Mohammadi Arash, Asadi Houshyar, Mohamed Shady, Nelson Kyle, Nahavandi Saeid
IEEE Trans Cybern. 2019 Sep;49(9):3471-3481. doi: 10.1109/TCYB.2018.2845661. Epub 2018 Jun 26.
Driving simulators are effective tools for training, virtual prototyping, and safety assessment which can minimize the cost and maximize road safety. Despite the aim of a realistic motion generation for the impression of real-world driving, motion simulators are bound in a limited workspace. Motion cueing algorithms (MCAs) aim to plan an acceptable motion feeling for drivers, without infringing the simulated boundaries. Recently, model predictive control (MPC) has been widely used in MCAs; however, the tuning process for finding the best weights of the MPC optimization is still a challenge. As there are several objectives for the optimization without any standard weighting for solution evaluations, a nonbiased scalarization of solutions for the purpose of comparison is impossible. In this paper, a clear method for obtaining the best MPC weighting has been proposed. This method searches for the best tune of MPC cost function weights, reduces the user burden for weight tuning while receiving feedback from the user satisfaction. The MPC-based MCA weights are optimized using a multiobjective genetic algorithm (GA) considering objectives, such as minimization of motion inputs (linear acceleration and angular velocity), input rates, output displacements and the sensed motion errors. Any process based on trial-and-error has been omitted. The adjusted weights have to satisfy a set of predefined conditions related to maximum tolerated error and maximum displacement. The obtained Pareto-front is used for decision making via an interactive GA (IGA), aiming for maximization of the decision maker's satisfaction. A Web interface is developed to interact with the IGA and to influence the region of searching. Simulation results show the superiority of the proposed method compared with the previous empirical tuning method. The sensed motion error is minimized using the proposed method and with the same available workspace, a more realistic motion can be rendered to the driver.

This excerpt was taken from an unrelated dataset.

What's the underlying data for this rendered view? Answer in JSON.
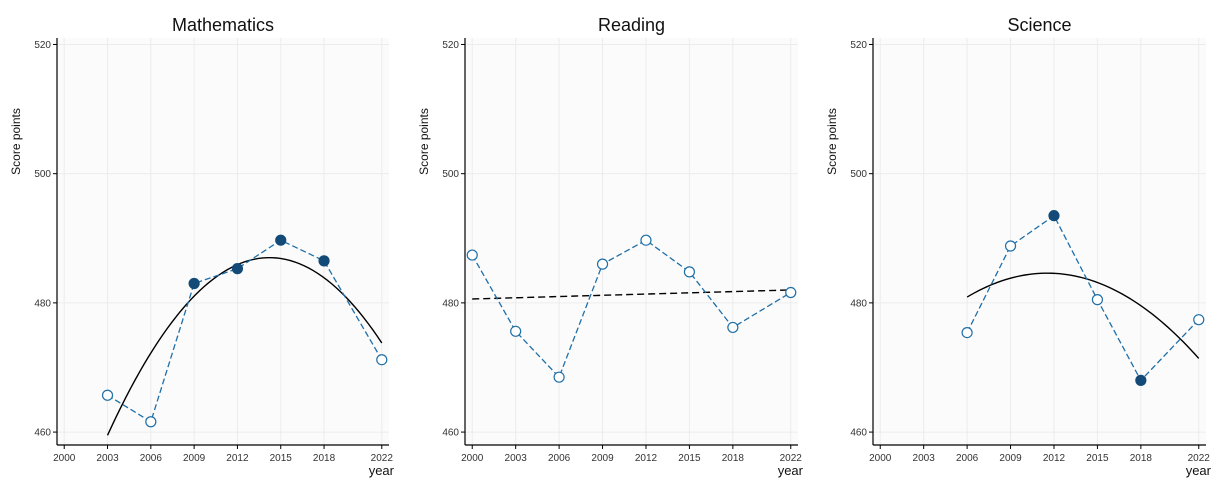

驾驶模拟器是用于培训、虚拟原型制作和安全评估的有效工具,可将成本降至最低并最大限度地提高道路安全性。尽管旨在生成逼真的运动以营造真实驾驶的感觉,但运动模拟器受限于有限的工作空间。运动提示算法(MCA)旨在为驾驶员规划可接受的运动感觉,同时不超出模拟边界。最近,模型预测控制(MPC)已广泛应用于MCA;然而,寻找MPC优化最佳权重的调整过程仍然是一个挑战。由于优化有多个目标,且没有用于解决方案评估的标准权重,因此无法对解决方案进行无偏标量化以进行比较。本文提出了一种获得最佳MPC权重的清晰方法。该方法搜索MPC成本函数权重的最佳调整,在接收用户满意度反馈的同时减轻用户的权重调整负担。基于MPC的MCA权重使用多目标遗传算法(GA)进行优化,考虑的目标包括运动输入(线性加速度和角速度)最小化、输入速率、输出位移和感知运动误差。省略了任何基于试错的过程。调整后的权重必须满足一组与最大容忍误差和最大位移相关的预定义条件。通过交互式GA(IGA)使用获得的帕累托前沿进行决策,旨在最大化决策者的满意度。开发了一个Web界面与IGA进行交互并影响搜索区域。仿真结果表明,与先前的经验调整方法相比,该方法具有优越性。使用该方法可将感知运动误差降至最低,并且在相同的可用工作空间下,可以为驾驶员呈现更逼真的运动。